Eight days into a hunger strike in the Little Village neighborhood of Chicago, Fr. José Landaverde, an Anglican priest, said participants are “feeling a little weak.” They do not, however, intend to break their strike until the hospitals they are denouncing, Loyola Medical Center and University of Illinois Medical Center, “put life before money.”
One of the hunger strikers, Lorenzo Arroyo, suffers from amyloidosis, a rare hereditary disease which has attacked his organs, and he needs a transplant. But because he is undocumented, Arroyo says the medical centers won’t budge on their decision not to provide life-saving surgery. Doctors monitoring his condition are watching for signs that the strike could complicate his health situation further. Despite the risks, a press release issued Thursday by Our Lady of Guadalupe Anglican Mission indicated that he remains firm in his decision to continue.
Landaverde is among those protesting the hospitals’ decisions not to provide potentially life-saving transplants to three undocumented immigrants. He says that the hospitals have not yet responded to their protest, and in the past they have insisted that they will not provide transplant surgeries to undocumented immigrants. The strike, Landaverde believes, is an act of desperation by people left without hope. They are confounded by two complex and unfair systems that are in this case, intimately intertwined: healthcare and immigration. Landaverde is in Washington D.C. today where he plans to meet with a White House official and legislators to discuss growing distress in the immigrant community over policies like this one which he believes violate human rights and are symptomatic of a broken and unjust immigration system.

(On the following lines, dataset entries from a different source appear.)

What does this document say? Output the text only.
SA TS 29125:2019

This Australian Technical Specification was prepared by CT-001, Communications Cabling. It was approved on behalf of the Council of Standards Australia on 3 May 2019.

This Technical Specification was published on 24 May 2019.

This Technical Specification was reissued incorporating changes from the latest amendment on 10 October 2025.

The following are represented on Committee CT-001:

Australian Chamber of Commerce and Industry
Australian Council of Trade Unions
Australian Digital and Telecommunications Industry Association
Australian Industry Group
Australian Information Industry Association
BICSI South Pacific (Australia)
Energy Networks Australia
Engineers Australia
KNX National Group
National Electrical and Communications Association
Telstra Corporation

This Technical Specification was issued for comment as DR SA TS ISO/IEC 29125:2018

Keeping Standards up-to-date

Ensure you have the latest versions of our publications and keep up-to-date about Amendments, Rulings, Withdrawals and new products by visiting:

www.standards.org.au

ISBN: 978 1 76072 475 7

The hospitals which are targeted in this protest are not alone in their resolve to draw a line at transplants for the undocumented. Medicare won’t pay for a transplant because it is not considered an emergency procedure. Due to potentially astronomical costs associated with transplant surgeries, hospital officials across the country are already struggling with reduced and backlogged government payments, and they say they’re forced to make tough choices when it comes to providing this kind of procedure to people who can’t pay; when it comes to undocumented immigrants, they can’t recoup the costs through state and federal funding programs.
Healthcare injustice extends beyond the undocumented community. Citizens and legal residents who are uninsured and poor face similar struggles when it comes to major healthcare interventions such as transplants, because hospitals and physicians often have to bear the cost. But the obstacles to providing care for the undocumented are especially formidable.
For those who believe that a person’s life should not be dependent on a piece of paper, the options are limited. Comprehensive healthcare reform means overcoming daunting political challenges. Those in desperate need have little choice but direct action.
This hunger strike and the policy it hopes to change is the seed of a growing movement for immigrant rights, which underscores the need for serious dialogue about the damage lack of fair and humane immigration reform has caused. Dying people have nowhere to turn, and those who have the power to save them are barred by economic concerns from respecting human life and dignity. In the absence of government action, people must be determined and focused if we are to be heard.
Groups like the Little Village protesters staging this hunger strike are the backbone of such a movement, and they are no strangers to nonviolent action. In recent years, some of these same organizers have led and participated in numerous campaigns including protests, marches, letter-writing, lobbying, sit-ins and other hunger strikes to raise awareness and fight for justice for immigrants. They have partnered with immigrant rights organizations, ecumenical and community organizations, and individuals throughout the region to demand change. Press releases and constant updates on action and results are posted on Facebook and organizers are readily available to share information and respond to calls for action.
This kind of grassroots organizing puts a human face on our society’s escalating crisis of identity. The question of how to solve a clear impasse between healthcare and immigration policy may not be solved by a hunger strike, but it demands our attention and poses serious questions. When one of our children is faced with a tough, moral decision, my husband and I often ask, “What kind of person do you want to be?” We all need to ask ourselves that question both individually and collectively, and not stop there. If we answer it the way we hope our children will, action is the only acceptable response.